The fields of Arkansas, hereby deemed Smokansas, are still burning. Outdoors has turned to indoors as the entire sky, corner to corner, looks like the inside of a breakroom in a tobacco factory. I keep the windows up but by the end of my 45 minute drive, my throat feels like I’ve been sitting on the wrong side of a campfire for about that long – and it’s not fabulous to lose your voice when you still have to lecture for a couple hours. By that time, the only cure for the scratch attack in my throat is whiskey or fritos - so I’ve been stopping off at the Exxon an exit or so before the compound to get something, anything for relief.
I prefer the Exxon because the Shell is too close to the exit and has a depressing layout and the guys that work there are always on their laptops or cell phones (completely destroys my image of gas station workers). The ladies that work at the Exxon have style (glitter nails and funky angel and jesus pins on their uniforms) and always something to say to me when I buy “Mad Housewife” merlot like, “I saw this in a magazine… makes a great gift,” and there was that time I heard one call the other “Big Booty Judy.”
Perhaps the greatest feature of the Exxon is that it has a very clean bathroom featuring one of those Xxxxcelerator high-powered hand dryers. You know the kind that nearly blow off the epidermal layer of your skin – very extreme hygiene.
So, anyway, yesterday I nearly toppled over a small skinny, skinny man with a long, long pony-tail and teeny, wiry mustache. He was just standing around like a creepy little troll with a bunch of larger ogre dudes waiting for the guys restroom. I started to say “Exscuuuu-uuse you…” when I noticed that his ankles were hand – or I guess in this case it would be - ankle-cuffed together.

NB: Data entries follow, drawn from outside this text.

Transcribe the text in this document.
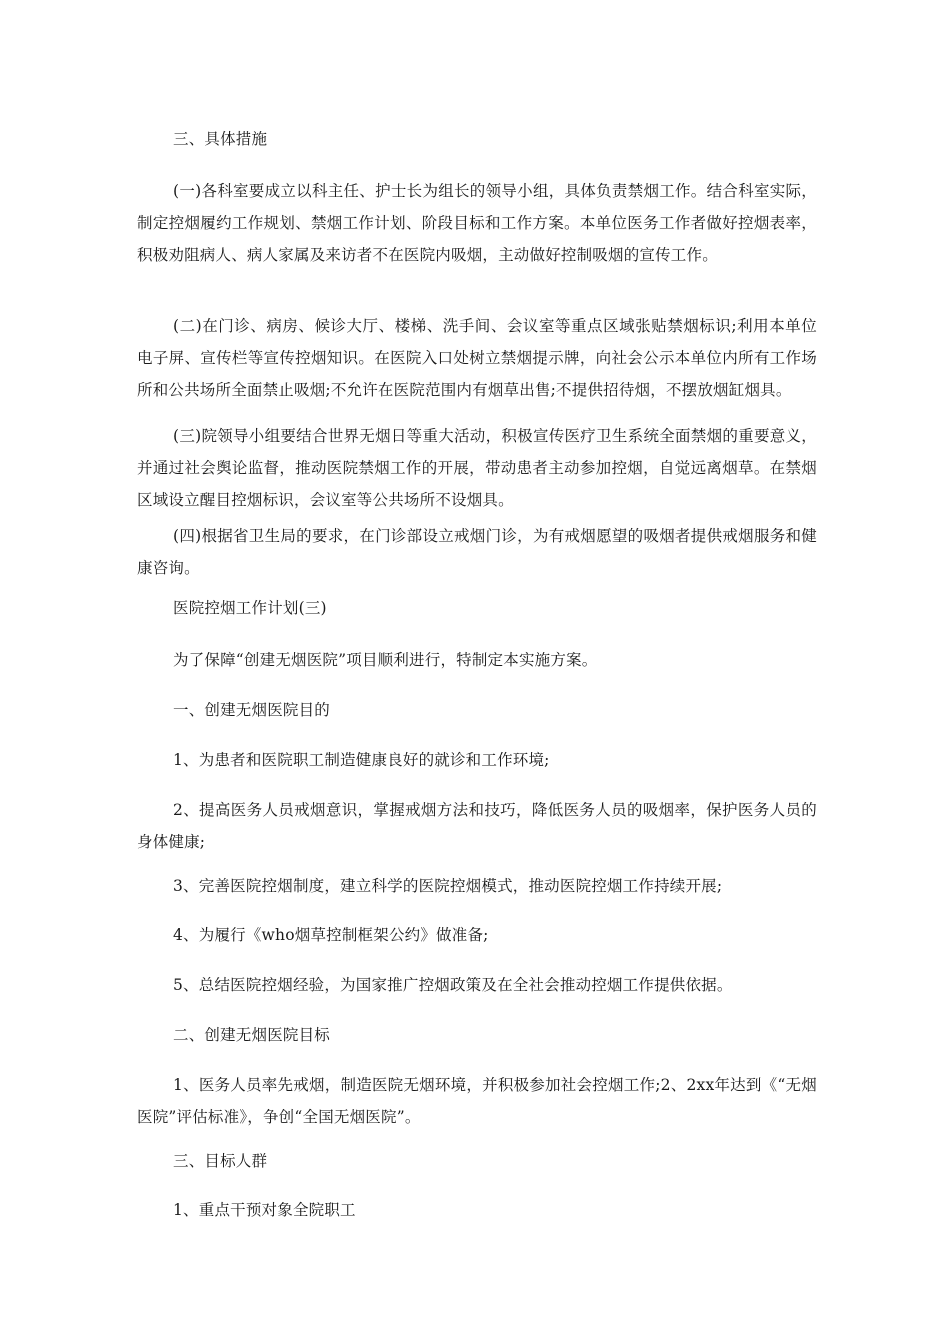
三、具体措施

(一)各科室要成立以科主任、护士长为组长的领导小组，具体负责禁烟工作。结合科室实际，制定控烟履约工作规划、禁烟工作计划、阶段目标和工作方案。本单位医务工作者做好控烟表率，积极劝阻病人、病人家属及来访者不在医院内吸烟，主动做好控制吸烟的宣传工作。

(二)在门诊、病房、候诊大厅、楼梯、洗手间、会议室等重点区域张贴禁烟标识;利用本单位电子屏、宣传栏等宣传控烟知识。在医院入口处树立禁烟提示牌，向社会公示本单位内所有工作场所和公共场所全面禁止吸烟;不允许在医院范围内有烟草出售;不提供招待烟，不摆放烟缸烟具。

(三)院领导小组要结合世界无烟日等重大活动，积极宣传医疗卫生系统全面禁烟的重要意义，并通过社会舆论监督，推动医院禁烟工作的开展，带动患者主动参加控烟，自觉远离烟草。在禁烟区域设立醒目控烟标识，会议室等公共场所不设烟具。

(四)根据省卫生局的要求，在门诊部设立戒烟门诊，为有戒烟愿望的吸烟者提供戒烟服务和健康咨询。

医院控烟工作计划(三)

为了保障“创建无烟医院”项目顺利进行，特制定本实施方案。

一、创建无烟医院目的

1、为患者和医院职工制造健康良好的就诊和工作环境;

2、提高医务人员戒烟意识，掌握戒烟方法和技巧，降低医务人员的吸烟率，保护医务人员的身体健康;

3、完善医院控烟制度，建立科学的医院控烟模式，推动医院控烟工作持续开展;

4、为履行《who烟草控制框架公约》做准备;

5、总结医院控烟经验，为国家推广控烟政策及在全社会推动控烟工作提供依据。

二、创建无烟医院目标

1、医务人员率先戒烟，制造医院无烟环境，并积极参加社会控烟工作;2、2xx年达到《“无烟医院”评估标准》，争创“全国无烟医院”。

三、目标人群

1、重点干预对象全院职工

I looked out the window and saw the white US Extradition van, and the armed officer (sporting a gold hoop earring which made me think; private company) by the door, and I thought, I really hope there aren’t chickconvicts in the ladies room, I’m in no mood for a lipstick riot, but I decided to take a chance knowing Big Booty Judy would have my back.
The second I opened the door a woman screamed. (Yes, this is a recurring but very true theme – screaming in restrooms) I thought she was reacting to the mob of barely supervised prisoners just a few feet away, but apparently she was just startled because she’d put her hands under the Xxcelerator Dryer and was completely unprepared for not only the unmistakable powerful burst of air, but for an air dryer all together. She looked at me and said, “God dang! I expected paper towels to come out of here.”
I laughed. Travel amateur. So I told her, “I’m sure one of the guys out there will let you dry your hands on their pants.”
Welcome to Smokansas.
3 comments:
Dear Gawd, girl. You are such a funny, sharp writer.
Dear Gawd, girl. You are such a funny, sharp writer.
thank you for taking me on an exciting trip to the gas station without even leaving my chair. you rule.